Table 3: Results of the meta-analysis on the sensitivity of DNDC N2O emissions to model parameters.
Soil Organic Carbon:
Of the studies identified here, a total of 10 studies that had a sensitivity analysis of model parameters to SOC values were identified. The numbers of tested parameters in each SOC study ranged from 2 to 27 (median 4). There was only 1 study that investigated all 4 parameter categories of climate, soil, management, and crop (Qin et al. 2013), while 4 studies investigated only 1 category (climate for 2 studies, soil and management for 1 study each).
Six out of the seven studies that tested initial SOC reported that the changes in SOC were most sensitive to the initial SOC. With initial SOC changing from -95% to 700%, the output dSOC ranged from -111% to +1356%. However, there is one exception reported where SOC was more sensitive to the changes in soil bulk density than initial SOC (Khalil et al. 2020).

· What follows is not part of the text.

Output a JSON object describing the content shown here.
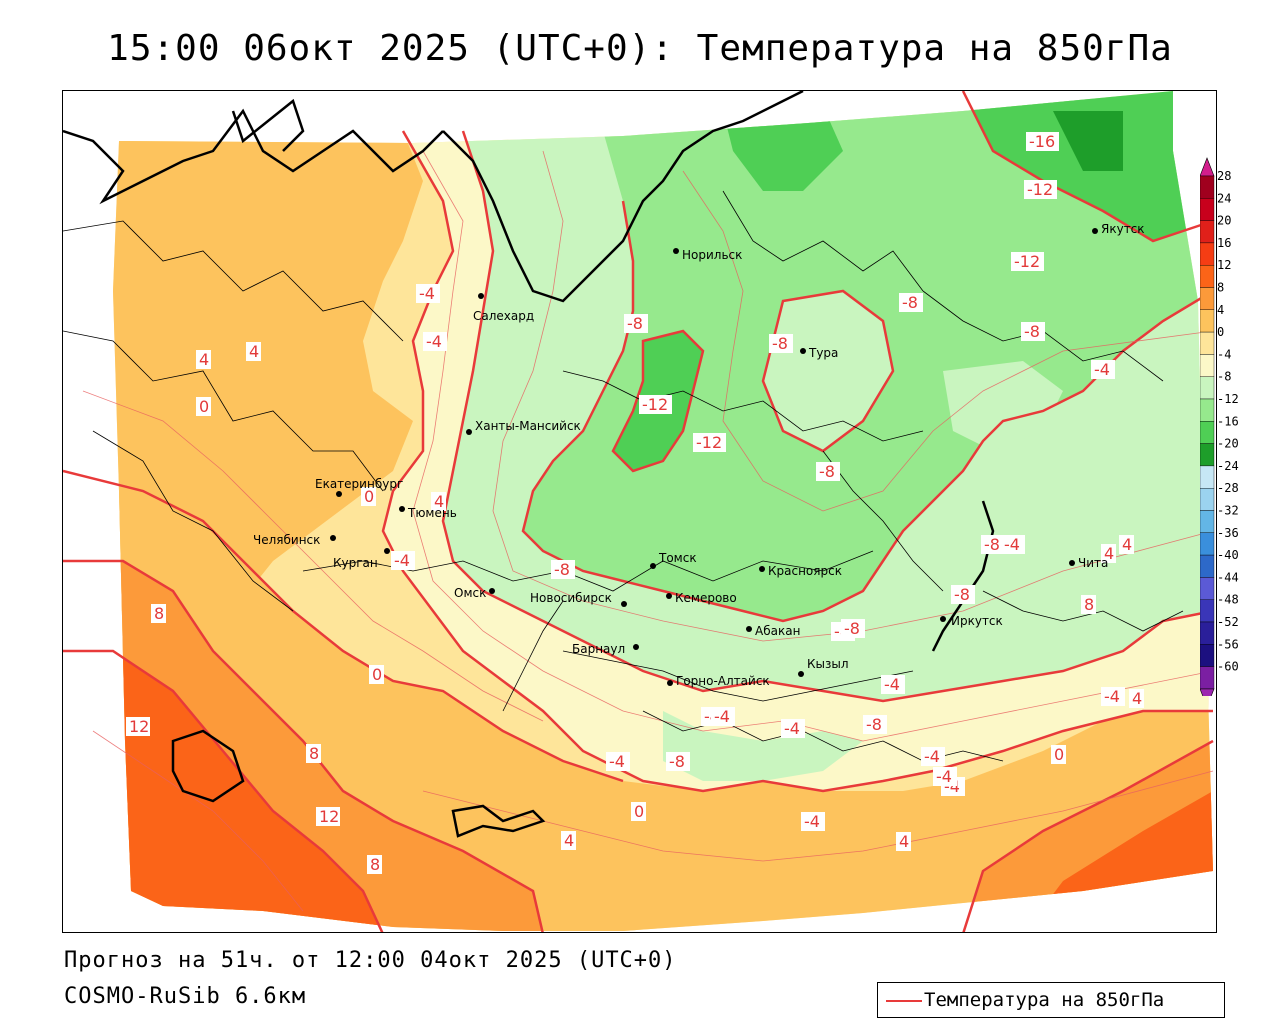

Two out of the 4 studies that tested precipitation, reported that the SOC was most sensitive to the precipitation. However, it should be noted that the 2 studies identifying precipitation being the most sensitive parameter, only investigated the impact of climate parameters on SOC (i.e., precipitation could be the most sensitive climate parameter to SOC, but it might not be the most sensitive one when comparing to soil parameters). Other sensitive parameters identified in SOC studies are soil bulk density (1 out of 3 tested studies), fraction of residue left on the field after harvest (0.5* out of 3 tested studies), and rate of organic amendment application (0.5* out of 3 tested studies).
The most common parameters that were tested (i.e., tested more than once) as well as identified as the most sensitive to dSOC are listed in Table 4 below, together with their percentages of the input parameter and output result changes.
Parameters |
Tested times (out of 10 studies) |
Most sensitive times |
Percentage of the input parameter change |
Percentage of the annual dSOC change |
initial SOC |
7 |
6 |
-95% to 700% |
-111% to 1356% |
soil clay content |
6 |
0 |
-91% to 85% |
-133% to 81% |
rate of N application |
5 |
0 |
-50% to 100% |
-99% to 116% |
soil pH |
5 |
0 |
-33% to 33% |
-184% to 1% |
air temperature |
4 |
0 |
-44% to 44% |
-110% to 83% |
precipitation |
4 |
2 |
-74% to 74% |
-125% to 296% |
soil bulk density |
3 |
1 |
-69% to 79% |
-19% to 38% |
residue fraction (left on the field after harvest) |
3 |
0.5* |
0% to 500% |
-141% to 461% |
rate of organic amendment application |
3 |
0.5* |
0% to 2000%** |
-77% to 363% |
depth of tillage |
2 |
0 |
0 to 20 cm |
-121% to 26% |
depth of N application |
2 |
0 |
0 to 20 cm |
0 to 16% |
* 0.5 means that this parameter was tested to be the most sensitive under some treatments in a study.
** Some studies were excluded, because of a baseline of no organic amendment.
Table 4: Results of the meta-analysis on the sensitivity of DNDC dSOC outputs to DNDC model parameters.
Conclusions
In general, the following parameters were identified in this meta-analysis as the ones that DNDC model outputs (SOC and N2O emissions) are most sensitive to - initial SOC, soil pH, soil bulk density, soil clay content, and precipitation. In the case of N2O emissions, the model was also sensitive to the parameters governing the application of nitrogen compounds to the soil – rate, timing, and frequency of the N application.
However, it should be noted that the methods used in the studies identified in this meta-analysis for the sensitivity analysis are not always consistent. Future research could involve normalizing the methods across different studies through the use of sensitivity indices or other similar methods in order to further improve the accuracy of the results.